Are conservative internet publishers & business owners who skipped the “app trend” and frustration of dealing with multiple mobile operating systems ready to start a new trend in favor of mobile browser-based experiences and geo-browsers.  I think that there are many reasons to be concerned if your business is entirely based on a mobile application and you don't have an internet or online strategy.  It is still far too costly to create mobile or tablet application for the average company.  Plus the Android and the iPhone App store are both too crowded and its impossible to get discovered.  Industry insiders think less than 10% of the developers are actually making money profitably with their app.

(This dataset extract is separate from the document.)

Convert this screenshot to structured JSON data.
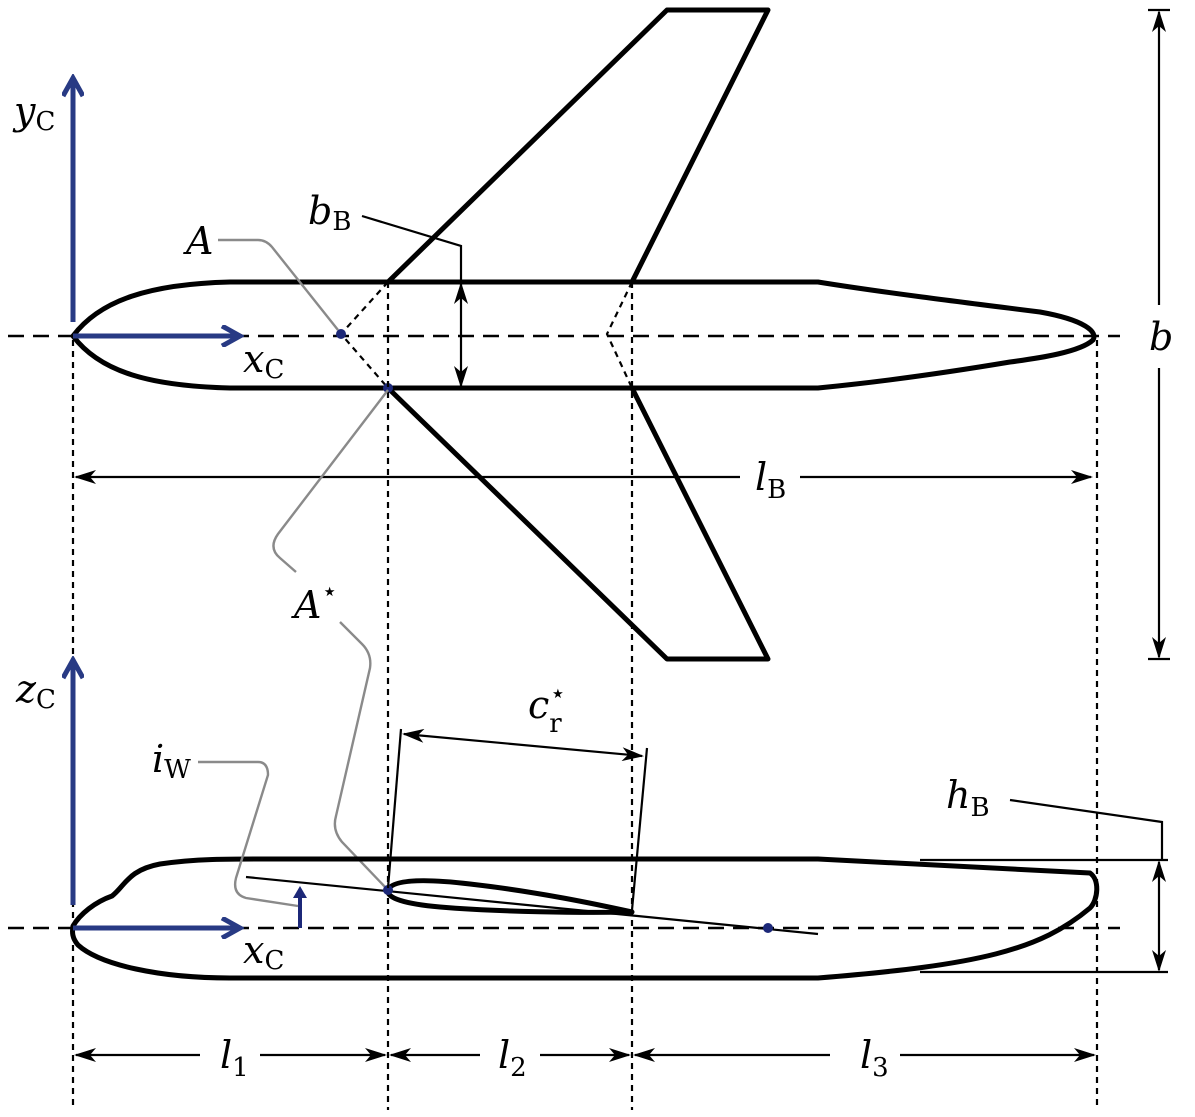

This is one of the reasons we have avoided developing a mobile app is the lack of return we would likely see on the development and maintenance of it across all of the mobile networks and operating systems. However, now that HTML5 appears to be gaining steam this might change everything in the very near future. What is HTML5? It is quite simply the ability to provide the same internet browsing web experience you do on your PC or Mac that is connected. What will enable this? Better GPS chips, increased processing power in the phone, 4G speeds capable of transferring cloud data over WiFi and carrier networks. Most of all an advertising infrastructure like Google and Microsoft who can make a market for mobile phones and location based social networks and advertising.

The mobile application development business is very analogous to the web site development business back in the late 1990s and early 2000s. As the platforms to create and manage the content get better no longer does it costs $200,000 for a fancy web site like it did 10 years ago. Today, I have heard of many mobile developers spending similar amounts of money to quickly get their application onto the market. However, you have to ask yourself how many of these businesses are actually making money at it? Probably only about 10% of them and that means the other 90% of the mobile applications are likely to go out of business.

The only disadvantages I see for us not having a mobile application is the lack of a file system on the phone and the requirement to have a good connection via WiFi or GSM / CDMA.   Another disadvantage might be the find-ability of the application on the device using a browser but we hope the mobile Chrome begins to solve this. An argument against having a mobile app is that the App Store now contains 65,000 application and you are likely to get lost unless you have big dollars. Marketing folks and developers are increasing finding it more difficult to stand out in the App Store, and consumers find it difficult to find applications that match their needs. Browsing the internet on a PC or Mac has typically solved these needs and now its just on a mobile platform using location as a search criteria.